Boston and suburban Connecticut got more snow this winter, over several days, than did Bristol Bay over the entire winter. Last summer, fish struggled to swim upstream and spawn or died in overcrowded creeks that were unusually shallow because of the low water level in Togiak Lake, caused by the warm winter before. “It’s affected everybody’s lifestyle,” says Martin. “There’s less hunting and there’s less experience. It affects the kids culturally.”
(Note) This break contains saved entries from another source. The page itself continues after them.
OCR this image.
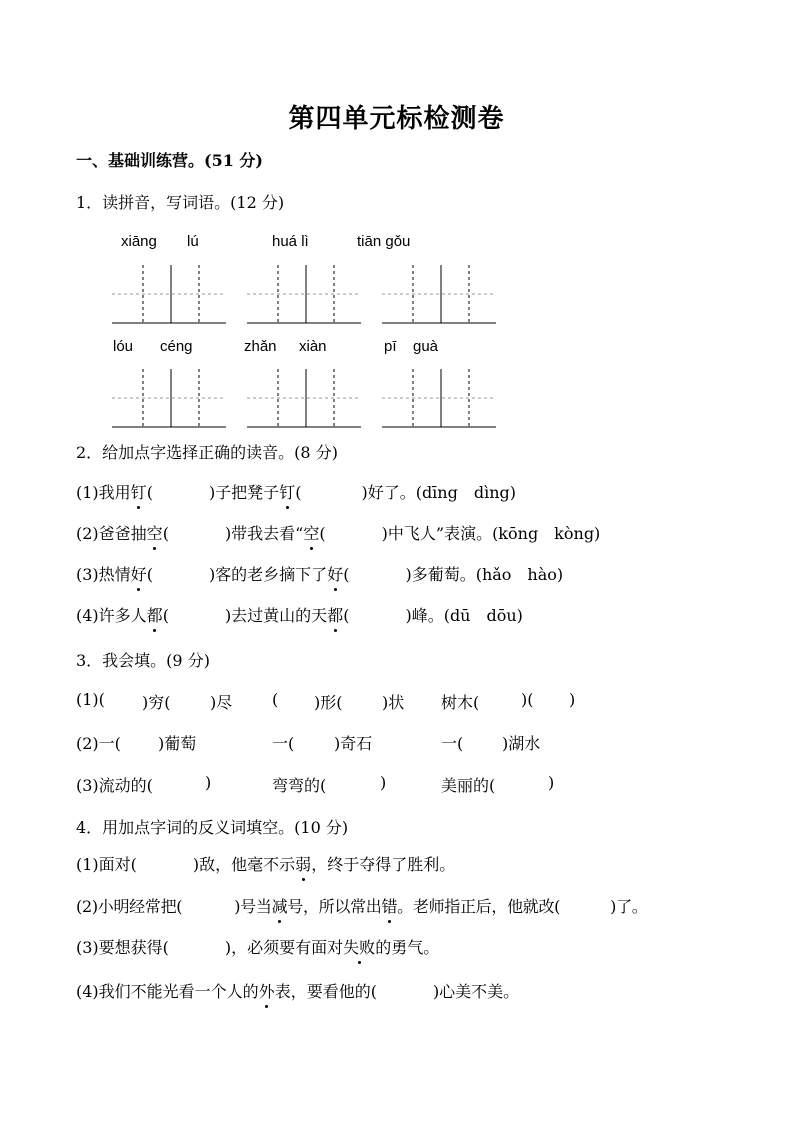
第四单元标检测卷
一、基础训练营。(51 分)
1．读拼音，写词语。(12 分)
xiāng lú	huá lì	tiān gǒu
lóu céng	zhǎn xiàn	pī guà
2．给加点字选择正确的读音。(8 分)
(1)我用钉(	)子把凳子钉(	)好了。(dīng　dìng)
(2)爸爸抽空(	)带我去看“空(	)中飞人”表演。(kōng　kòng)
(3)热情好(	)客的老乡摘下了好(	)多葡萄。(hǎo　hào)
(4)许多人都(	)去过黄山的天都(	)峰。(dū　dōu)
3．我会填。(9 分)
(1)( )穷( )尽 ( )形( )状 树木(	)( )
(2)一( )葡萄	一( )奇石	一( )湖水
(3)流动的(	)	弯弯的(	)	美丽的(	)
4．用加点字词的反义词填空。(10 分)
(1)面对(	)敌，他毫不示弱，终于夺得了胜利。
(2)小明经常把(	)号当减号，所以常出错。老师指正后，他就改(	)了。
(3)要想获得(	)，必须要有面对失败的勇气。
(4)我们不能光看一个人的外表，要看他的(	)心美不美。
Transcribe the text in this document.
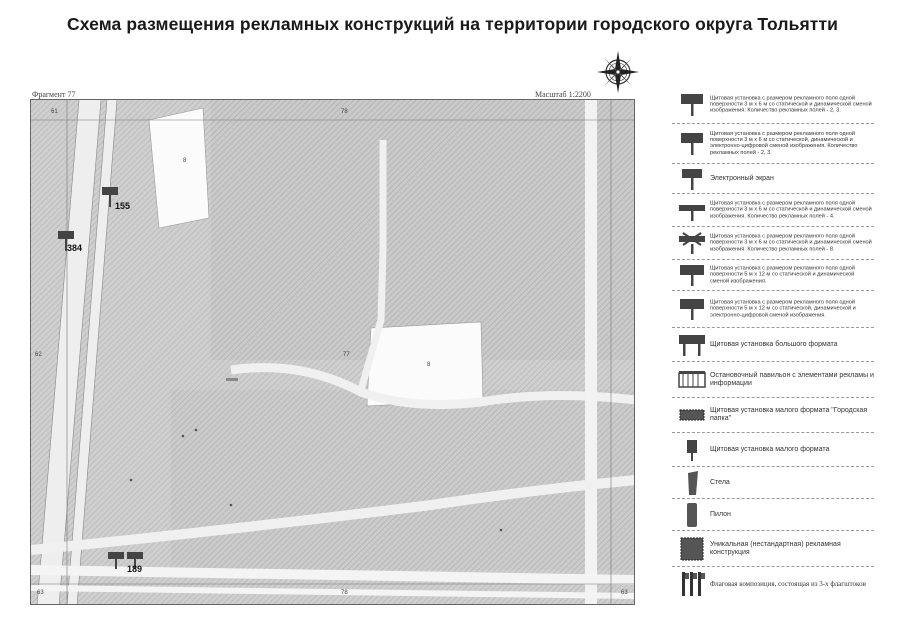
Схема размещения рекламных конструкций на территории городского округа Тольятти
Фрагмент 77	Масштаб 1:2200
61	78
62
63	78	63
8
77
8
155
384
189
Щитовая установка с размером рекламного поля одной поверхности 3 м х 6 м со статической и динамической сменой изображения. Количество рекламных полей - 2, 3.
Щитовая установка с размером рекламного поля одной поверхности 3 м х 6 м со статической, динамической и электронно-цифровой сменой изображения. Количество рекламных полей - 2, 3.
Электронный экран
Щитовая установка с размером рекламного поля одной поверхности 3 м х 6 м со статической и динамической сменой изображения. Количество рекламных полей - 4.
Щитовая установка с размером рекламного поля одной поверхности 3 м х 6 м со статической и динамической сменой изображения. Количество рекламных полей - 8.
Щитовая установка с размером рекламного поля одной поверхности 5 м х 12 м со статической и динамической сменой изображения.
Щитовая установка с размером рекламного поля одной поверхности 5 м х 12 м со статической, динамической и электронно-цифровой сменой изображения.
Щитовая установка большого формата
Остановочный павильон с элементами рекламы и информации
Щитовая установка малого формата "Городская папка"
Щитовая установка малого формата
Стела
Пилон
Уникальная (нестандартная) рекламная конструкция
Флаговая композиция, состоящая из 3-х флагштоков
Last year was the warmest on record for the entire planet, with the difference in Bristol Bay, some 9 degrees Fahrenheit above normal, particularly extreme. The annual Iditarod sled dog race in March had to be moved farther north, from a largely snowless Anchorage to Fairbanks. In Alaska’s far north, at least a dozen villages, including Kivalina, Shaktoolik and Shishmaref, plan to relocate because warmer, higher seas have exacerbated coastal erosion, and seal and whale hunting have been curtailed by thinning sea ice.
The Western Alaska Landscape Conservation Cooperative is a research organization created and staffed by federal agencies and by University of Alaska scientists. Its projections for 2010 to 2019 show April and October temperatures in Dillingham, the heart of Bristol Bay, hovering within 1 degree of 32 degrees Fahrenheit, a rise of several degrees that threatens to cut a seven-month winter to five months. Winter will get even shorter in the long term, the study says. Over the period from 2090 to 2099, Bristol Bay will lose another two months of winter, with March and November no longer having freezing temperatures. That means over the next four or five generations, winter in Togiak may be reduced to just three months.
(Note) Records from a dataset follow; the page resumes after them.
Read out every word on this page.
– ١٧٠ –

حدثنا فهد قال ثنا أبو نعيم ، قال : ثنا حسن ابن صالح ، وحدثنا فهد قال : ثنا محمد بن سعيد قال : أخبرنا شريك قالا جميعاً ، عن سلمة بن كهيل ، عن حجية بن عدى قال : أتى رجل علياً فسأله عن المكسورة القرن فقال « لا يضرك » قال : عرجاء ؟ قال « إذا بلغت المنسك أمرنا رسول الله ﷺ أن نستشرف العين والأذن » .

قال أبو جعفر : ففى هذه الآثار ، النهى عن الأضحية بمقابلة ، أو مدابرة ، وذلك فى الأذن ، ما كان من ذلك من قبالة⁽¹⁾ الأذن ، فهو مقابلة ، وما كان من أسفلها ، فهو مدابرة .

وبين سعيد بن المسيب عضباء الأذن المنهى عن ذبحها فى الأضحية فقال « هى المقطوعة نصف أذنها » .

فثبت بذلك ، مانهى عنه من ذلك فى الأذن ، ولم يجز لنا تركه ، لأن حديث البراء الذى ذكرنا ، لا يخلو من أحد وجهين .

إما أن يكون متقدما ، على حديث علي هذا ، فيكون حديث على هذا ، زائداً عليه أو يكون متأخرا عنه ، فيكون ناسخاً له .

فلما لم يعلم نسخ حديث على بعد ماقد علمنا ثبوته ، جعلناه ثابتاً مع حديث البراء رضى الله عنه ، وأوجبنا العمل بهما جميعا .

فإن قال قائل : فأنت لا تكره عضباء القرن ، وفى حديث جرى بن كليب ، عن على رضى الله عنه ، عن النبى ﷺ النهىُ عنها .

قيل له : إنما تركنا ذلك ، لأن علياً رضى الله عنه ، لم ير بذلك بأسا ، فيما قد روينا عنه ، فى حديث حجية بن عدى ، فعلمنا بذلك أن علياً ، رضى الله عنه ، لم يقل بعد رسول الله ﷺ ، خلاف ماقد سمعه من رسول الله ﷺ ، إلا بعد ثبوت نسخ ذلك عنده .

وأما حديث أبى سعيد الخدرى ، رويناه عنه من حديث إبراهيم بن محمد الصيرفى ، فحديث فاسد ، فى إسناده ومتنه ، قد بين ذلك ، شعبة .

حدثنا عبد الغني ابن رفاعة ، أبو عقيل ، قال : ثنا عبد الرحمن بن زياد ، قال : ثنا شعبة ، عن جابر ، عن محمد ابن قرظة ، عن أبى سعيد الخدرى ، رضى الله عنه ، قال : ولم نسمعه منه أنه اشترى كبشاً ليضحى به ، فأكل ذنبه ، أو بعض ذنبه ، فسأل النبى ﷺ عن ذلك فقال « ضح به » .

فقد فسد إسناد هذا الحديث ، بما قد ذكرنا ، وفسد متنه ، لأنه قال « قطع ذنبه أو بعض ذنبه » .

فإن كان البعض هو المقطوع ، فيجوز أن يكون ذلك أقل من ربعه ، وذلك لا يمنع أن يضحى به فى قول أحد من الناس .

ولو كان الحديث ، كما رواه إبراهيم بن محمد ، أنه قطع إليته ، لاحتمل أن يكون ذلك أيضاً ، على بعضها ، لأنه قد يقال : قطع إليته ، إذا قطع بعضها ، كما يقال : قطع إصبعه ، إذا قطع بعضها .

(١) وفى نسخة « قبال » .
In recent years, researchers have enlisted a citizen’s brigade of Alaska natives in three dozen villages across Bristol Bay to help gather data on changes in their surroundings. People have been posting pictures online of unusual (or unusually early) bugs, fish or plants through so-called local environmental observer networks. (For example: the growth of pussy willow, used as a substitute for aspirin, spotted in January in Togiak, at least three months early, or bees in February in an Aleutian Islands village.) Sam Gosuk, the Togiak school principal, recalled his astonishment at seeing green grass shoots coming out of a river bank in January, four months early. He duly reported the sighting.
Sitting in the school cafeteria with the younger generation around him, Logusak sees himself as a teacher. “Before we get worse,” he says, “I hope I pass on the knowledge. I hope somebody takes over the issues I’ve been working on to protect our subsistence way of life for so many years.”
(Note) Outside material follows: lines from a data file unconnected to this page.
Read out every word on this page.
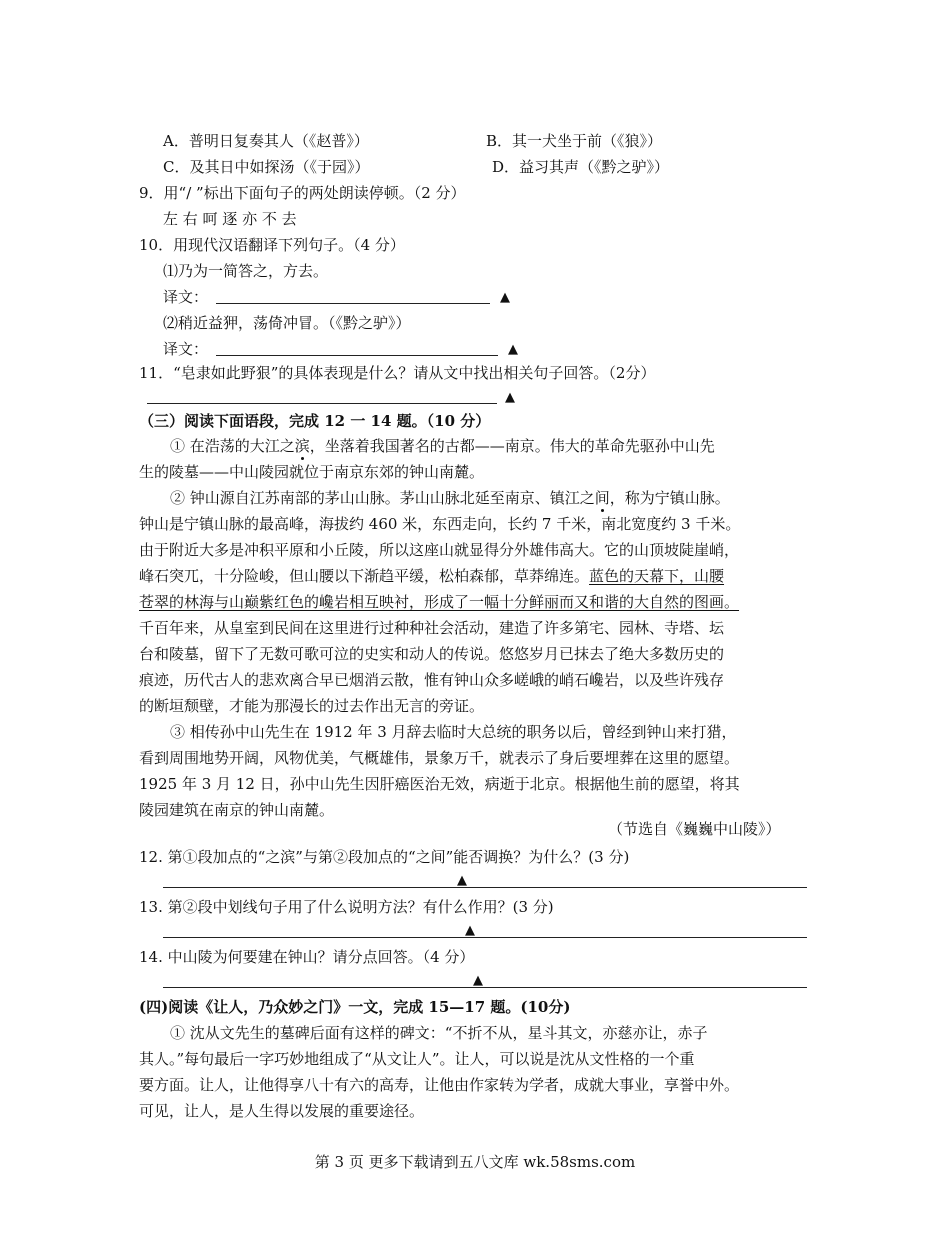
A．普明日复奏其人（《赵普》）	B．其一犬坐于前（《狼》）
C．及其日中如探汤（《于园》）	D．益习其声（《黔之驴》）
9．用“/ ”标出下面句子的两处朗读停顿。（2 分）
左 右 呵 逐 亦 不 去
10．用现代汉语翻译下列句子。（4 分）
⑴乃为一简答之，方去。
译文：	▲
⑵稍近益狎，荡倚冲冒。（《黔之驴》）
译文：	▲
11．“皂隶如此野狠”的具体表现是什么？请从文中找出相关句子回答。（2分）
▲
（三）阅读下面语段，完成 12 一 14 题。（10 分）
① 在浩荡的大江之滨，坐落着我国著名的古都——南京。伟大的革命先驱孙中山先
生的陵墓——中山陵园就位于南京东郊的钟山南麓。
② 钟山源自江苏南部的茅山山脉。茅山山脉北延至南京、镇江之间，称为宁镇山脉。
钟山是宁镇山脉的最高峰，海拔约 460 米，东西走向，长约 7 千米，南北宽度约 3 千米。
由于附近大多是冲积平原和小丘陵，所以这座山就显得分外雄伟高大。它的山顶坡陡崖峭，
峰石突兀，十分险峻，但山腰以下渐趋平缓，松柏森郁，草莽绵连。蓝色的天幕下，山腰
苍翠的林海与山巅紫红色的巉岩相互映衬，形成了一幅十分鲜丽而又和谐的大自然的图画。
千百年来，从皇室到民间在这里进行过种种社会活动，建造了许多第宅、园林、寺塔、坛
台和陵墓，留下了无数可歌可泣的史实和动人的传说。悠悠岁月已抹去了绝大多数历史的
痕迹，历代古人的悲欢离合早已烟消云散，惟有钟山众多嵯峨的峭石巉岩，以及些许残存
的断垣颓壁，才能为那漫长的过去作出无言的旁证。
③ 相传孙中山先生在 1912 年 3 月辞去临时大总统的职务以后，曾经到钟山来打猎，
看到周围地势开阔，风物优美，气概雄伟，景象万千，就表示了身后要埋葬在这里的愿望。
1925 年 3 月 12 日，孙中山先生因肝癌医治无效，病逝于北京。根据他生前的愿望，将其
陵园建筑在南京的钟山南麓。
（节选自《巍巍中山陵》）
12. 第①段加点的“之滨”与第②段加点的“之间”能否调换？为什么？(3 分)
▲
13. 第②段中划线句子用了什么说明方法？有什么作用？(3 分)
▲
14. 中山陵为何要建在钟山？请分点回答。（4 分）
▲
(四)阅读《让人，乃众妙之门》一文，完成 15—17 题。(10分)
① 沈从文先生的墓碑后面有这样的碑文：“不折不从，星斗其文，亦慈亦让，赤子
其人。”每句最后一字巧妙地组成了“从文让人”。让人，可以说是沈从文性格的一个重
要方面。让人，让他得享八十有六的高寿，让他由作家转为学者，成就大事业，享誉中外。
可见，让人，是人生得以发展的重要途径。
第 3 页 更多下载请到五八文库 wk.58sms.com
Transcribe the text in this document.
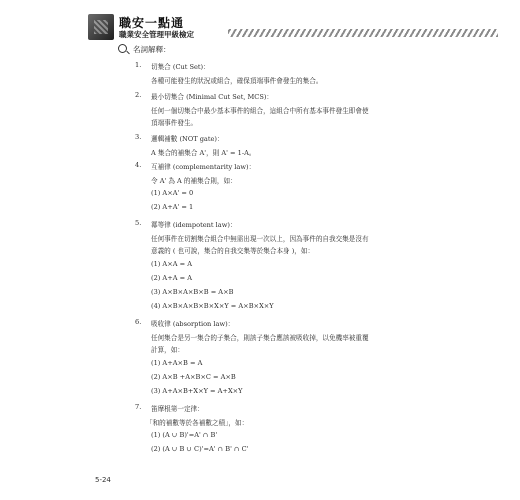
職安一點通
職業安全管理甲級檢定
名詞解釋：
1. 切集合 (Cut Set)：
各種可能發生的狀況或組合，確保頂端事件會發生的集合。
2. 最小切集合 (Minimal Cut Set, MCS)：
任何一個切集合中最少基本事件的組合，這組合中所有基本事件發生即會使
頂端事件發生。
3. 邏輯補數 (NOT gate)：
A 集合的補集合 A'，則 A' = 1-A。
4. 互補律 (complementarity law)：
令 A' 為 A 的補集合則，如：
(1) A×A' = 0
(2) A+A' = 1
5. 冪等律 (idempotent law)：
任何事件在切割集合組合中無需出現一次以上，因為事件的自我交集是沒有
意義的 ( 也可說，集合的自我交集等於集合本身 )，如：
(1) A×A = A
(2) A+A = A
(3) A×B×A×B×B = A×B
(4) A×B×A×B×B×X×Y = A×B×X×Y
6. 吸收律 (absorption law)：
任何集合是另一集合的子集合，則該子集合應該被吸收掉，以免機率被重覆
計算，如：
(1) A+A×B = A
(2) A×B +A×B×C = A×B
(3) A+A×B+X×Y = A+X×Y
7. 笛摩根第一定律：
「和的補數等於各補數之積」，如：
(1) (A ∪ B)'=A' ∩ B'
(2) (A ∪ B ∪ C)'=A' ∩ B' ∩ C'
5-24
Half of Togiak’s population are under the age of 18, and they are learning the subsistence way of life from tribal elders and in school. At a class led by Fanny Parker, a teacher of Yupik studies, students learn Yupik vocabulary and grammar, as well as how to make crocheted bullet holders and headbands; one student, Jordan Wassillie, 17, shows off handmade moccasins with deerskin soles, beaver trim and a hand-beaded Air Jordan logo. Only a handful of Togiak students go to college; most drop out by 10th grade. “Most kids want to stay and subsistence hunt and fish, and do commercial fishing,” says Shayla Schwoch, a high school English teacher originally from Auburn, Washington.
Back in Dillingham, the starting point for flights to Togiak, I thumb a ride from the airport to downtown with Tara Kregar, a high school math and science teacher in Dillingham who taught in Togiak last year. I ask if her students, in both places, are aware of climate change. She nods solemnly, then says, “I have students who ask if the world is coming to an end.”